The sprinkler systems have been turned on across our new neighborhood. Too much water, too wayward, it runs off.
I like data so my mind wandered to where we might also be wasting resources (read spending too much money). One should never go to the grocery store hungry, but you know that.
That river on concrete seems a little prophetic. There a thousand things I want to do, and too little time to try. I get wayward when I’m not careful, and my efforts don’t water anything important.
A few people close to me know my watchword for the year is finish. I could teach a master class in beginnings and yet I often fail at placing the period at the end of an endeavor.
So I’m asking myself more often:
Is this healthy?
What is the soft cost…in time, sacrifice to something or someone else…?
Could someone else do this better?
Is my effort accretive to something lovely? Or enduring?
I want to tell you a story that brings this home. J. and I went to an antique mall, one I will return to often. There was a small space there with a floating iron grid ceiling.
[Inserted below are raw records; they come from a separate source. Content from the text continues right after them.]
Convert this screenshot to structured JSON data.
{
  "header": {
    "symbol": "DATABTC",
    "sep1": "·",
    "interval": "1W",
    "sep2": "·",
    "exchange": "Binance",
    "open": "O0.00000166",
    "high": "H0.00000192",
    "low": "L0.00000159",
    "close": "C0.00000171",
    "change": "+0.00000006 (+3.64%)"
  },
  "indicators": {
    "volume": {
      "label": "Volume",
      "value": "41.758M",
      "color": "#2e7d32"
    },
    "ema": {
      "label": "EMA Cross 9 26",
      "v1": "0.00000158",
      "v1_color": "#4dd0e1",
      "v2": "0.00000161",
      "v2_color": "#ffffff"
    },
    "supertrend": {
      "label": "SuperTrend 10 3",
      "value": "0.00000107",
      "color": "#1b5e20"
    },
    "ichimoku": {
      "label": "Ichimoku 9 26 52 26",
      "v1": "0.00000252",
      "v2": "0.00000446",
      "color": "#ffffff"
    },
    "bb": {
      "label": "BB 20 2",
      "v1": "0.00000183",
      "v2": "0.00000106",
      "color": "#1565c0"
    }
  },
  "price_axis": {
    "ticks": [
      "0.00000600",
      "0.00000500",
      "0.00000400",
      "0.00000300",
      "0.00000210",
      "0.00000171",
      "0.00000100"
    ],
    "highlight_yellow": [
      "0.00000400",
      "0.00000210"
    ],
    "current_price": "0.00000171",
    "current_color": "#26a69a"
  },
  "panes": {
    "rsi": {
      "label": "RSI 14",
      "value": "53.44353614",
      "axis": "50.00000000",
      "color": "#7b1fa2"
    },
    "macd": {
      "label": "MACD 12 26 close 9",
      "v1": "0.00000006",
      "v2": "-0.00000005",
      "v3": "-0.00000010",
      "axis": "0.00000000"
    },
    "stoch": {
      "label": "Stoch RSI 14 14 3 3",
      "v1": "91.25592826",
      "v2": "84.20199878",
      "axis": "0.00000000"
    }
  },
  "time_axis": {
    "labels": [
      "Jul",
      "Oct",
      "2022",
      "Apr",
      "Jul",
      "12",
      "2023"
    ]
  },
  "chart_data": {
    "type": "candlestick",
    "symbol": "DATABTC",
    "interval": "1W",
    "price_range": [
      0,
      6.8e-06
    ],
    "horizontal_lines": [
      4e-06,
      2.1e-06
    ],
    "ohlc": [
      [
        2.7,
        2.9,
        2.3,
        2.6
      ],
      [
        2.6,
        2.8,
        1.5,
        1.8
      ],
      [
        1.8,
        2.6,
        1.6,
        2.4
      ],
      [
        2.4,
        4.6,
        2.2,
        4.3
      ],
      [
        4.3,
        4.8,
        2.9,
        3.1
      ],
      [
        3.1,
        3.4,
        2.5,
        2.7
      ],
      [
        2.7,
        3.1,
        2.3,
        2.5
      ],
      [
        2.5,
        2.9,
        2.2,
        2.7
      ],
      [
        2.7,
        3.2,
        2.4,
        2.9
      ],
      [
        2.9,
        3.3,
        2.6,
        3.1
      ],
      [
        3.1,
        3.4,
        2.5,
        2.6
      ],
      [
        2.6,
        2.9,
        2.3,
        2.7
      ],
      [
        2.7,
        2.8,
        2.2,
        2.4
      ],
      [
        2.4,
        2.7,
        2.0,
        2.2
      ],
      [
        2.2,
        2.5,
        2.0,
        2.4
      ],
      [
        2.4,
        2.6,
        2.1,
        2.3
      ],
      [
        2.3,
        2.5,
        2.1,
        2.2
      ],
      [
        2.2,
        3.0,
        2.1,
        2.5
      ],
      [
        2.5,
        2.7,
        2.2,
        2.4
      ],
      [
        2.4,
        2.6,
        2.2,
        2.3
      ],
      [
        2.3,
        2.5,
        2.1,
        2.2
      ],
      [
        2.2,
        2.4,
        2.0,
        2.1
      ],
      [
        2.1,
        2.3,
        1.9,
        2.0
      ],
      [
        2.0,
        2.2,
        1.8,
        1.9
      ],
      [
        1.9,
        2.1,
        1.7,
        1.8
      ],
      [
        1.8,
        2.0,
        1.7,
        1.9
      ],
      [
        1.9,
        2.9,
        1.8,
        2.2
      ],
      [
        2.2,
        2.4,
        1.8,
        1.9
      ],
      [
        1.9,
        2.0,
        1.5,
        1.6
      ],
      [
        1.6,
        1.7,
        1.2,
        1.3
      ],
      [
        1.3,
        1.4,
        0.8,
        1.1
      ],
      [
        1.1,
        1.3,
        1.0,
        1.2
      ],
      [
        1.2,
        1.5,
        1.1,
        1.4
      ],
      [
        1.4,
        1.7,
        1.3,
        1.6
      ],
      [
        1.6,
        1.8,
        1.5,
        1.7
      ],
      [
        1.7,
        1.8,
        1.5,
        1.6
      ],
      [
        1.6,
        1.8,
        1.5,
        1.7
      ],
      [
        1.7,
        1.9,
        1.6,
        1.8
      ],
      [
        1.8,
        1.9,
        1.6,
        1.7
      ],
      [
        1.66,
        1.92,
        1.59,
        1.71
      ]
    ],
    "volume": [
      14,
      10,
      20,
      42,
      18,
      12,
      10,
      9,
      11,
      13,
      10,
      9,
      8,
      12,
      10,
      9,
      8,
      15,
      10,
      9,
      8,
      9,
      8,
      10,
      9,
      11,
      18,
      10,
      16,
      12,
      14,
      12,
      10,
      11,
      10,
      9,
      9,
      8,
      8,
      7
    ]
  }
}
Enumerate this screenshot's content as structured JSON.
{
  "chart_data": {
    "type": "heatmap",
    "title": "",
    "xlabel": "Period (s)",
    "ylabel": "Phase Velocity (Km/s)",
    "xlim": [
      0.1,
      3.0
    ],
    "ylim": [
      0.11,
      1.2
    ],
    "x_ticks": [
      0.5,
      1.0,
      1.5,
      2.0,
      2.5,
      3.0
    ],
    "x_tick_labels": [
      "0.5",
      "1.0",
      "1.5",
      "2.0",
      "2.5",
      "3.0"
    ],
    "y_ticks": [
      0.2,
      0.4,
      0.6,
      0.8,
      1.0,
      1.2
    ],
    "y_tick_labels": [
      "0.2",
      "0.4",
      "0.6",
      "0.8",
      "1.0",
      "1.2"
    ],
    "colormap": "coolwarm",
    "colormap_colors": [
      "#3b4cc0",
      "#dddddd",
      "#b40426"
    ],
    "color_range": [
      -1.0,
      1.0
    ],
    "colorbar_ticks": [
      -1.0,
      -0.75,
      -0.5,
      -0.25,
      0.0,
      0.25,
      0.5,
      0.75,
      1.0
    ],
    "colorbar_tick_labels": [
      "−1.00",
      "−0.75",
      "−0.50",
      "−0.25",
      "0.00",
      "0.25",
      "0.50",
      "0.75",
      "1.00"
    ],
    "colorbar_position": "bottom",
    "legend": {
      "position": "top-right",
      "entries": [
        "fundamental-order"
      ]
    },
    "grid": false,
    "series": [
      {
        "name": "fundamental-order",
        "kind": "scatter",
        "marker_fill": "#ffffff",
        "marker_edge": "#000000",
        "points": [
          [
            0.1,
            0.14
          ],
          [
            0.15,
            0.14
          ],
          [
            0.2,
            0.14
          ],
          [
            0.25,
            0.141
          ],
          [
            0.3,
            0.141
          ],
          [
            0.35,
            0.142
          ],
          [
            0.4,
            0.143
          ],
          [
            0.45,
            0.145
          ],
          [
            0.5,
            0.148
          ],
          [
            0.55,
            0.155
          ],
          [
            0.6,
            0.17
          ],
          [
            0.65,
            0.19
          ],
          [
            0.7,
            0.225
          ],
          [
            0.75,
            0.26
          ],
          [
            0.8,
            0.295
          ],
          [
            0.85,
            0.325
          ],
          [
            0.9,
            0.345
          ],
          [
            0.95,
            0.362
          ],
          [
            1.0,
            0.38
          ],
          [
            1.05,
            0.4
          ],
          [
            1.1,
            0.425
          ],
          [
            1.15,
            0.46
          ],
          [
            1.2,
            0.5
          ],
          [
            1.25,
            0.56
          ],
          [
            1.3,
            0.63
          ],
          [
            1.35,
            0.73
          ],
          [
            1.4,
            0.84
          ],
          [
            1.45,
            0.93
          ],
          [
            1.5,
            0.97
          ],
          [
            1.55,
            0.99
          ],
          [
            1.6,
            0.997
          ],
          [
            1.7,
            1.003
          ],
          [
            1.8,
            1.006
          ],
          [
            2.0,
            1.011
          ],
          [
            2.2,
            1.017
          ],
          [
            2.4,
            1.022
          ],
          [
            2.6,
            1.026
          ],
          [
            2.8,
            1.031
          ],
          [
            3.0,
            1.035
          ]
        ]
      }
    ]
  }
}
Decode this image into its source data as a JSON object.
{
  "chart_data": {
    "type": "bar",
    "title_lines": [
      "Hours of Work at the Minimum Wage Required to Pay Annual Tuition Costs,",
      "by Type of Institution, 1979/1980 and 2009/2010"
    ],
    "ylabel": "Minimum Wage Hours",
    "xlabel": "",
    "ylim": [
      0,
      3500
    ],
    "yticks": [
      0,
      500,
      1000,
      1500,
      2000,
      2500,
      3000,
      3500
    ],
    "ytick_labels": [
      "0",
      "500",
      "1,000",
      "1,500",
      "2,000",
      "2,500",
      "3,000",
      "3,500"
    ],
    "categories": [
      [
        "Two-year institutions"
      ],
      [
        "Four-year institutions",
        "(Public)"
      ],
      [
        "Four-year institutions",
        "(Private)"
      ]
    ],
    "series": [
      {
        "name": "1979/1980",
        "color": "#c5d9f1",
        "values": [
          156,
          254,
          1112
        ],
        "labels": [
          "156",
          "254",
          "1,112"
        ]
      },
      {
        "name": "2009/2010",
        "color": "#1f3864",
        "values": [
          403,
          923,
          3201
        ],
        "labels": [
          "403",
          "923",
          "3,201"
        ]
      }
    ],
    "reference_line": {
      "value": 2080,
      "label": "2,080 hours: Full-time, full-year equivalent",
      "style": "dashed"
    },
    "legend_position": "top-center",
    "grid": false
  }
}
Before we left I inquired about the cost for leasing it for Juliet Rome, asked for 24 hours to consider it, and assured the manager I would be back to sign the contract. I floated in the imagination of it, lost a night’s sleep to it, walked toward and away from it, and storyboarded what I would curate for it before my first cup of coffee.
It would have been a grand beginning. It would have been lovely. But my life in this season could not put a period on it. It would be water running down the street.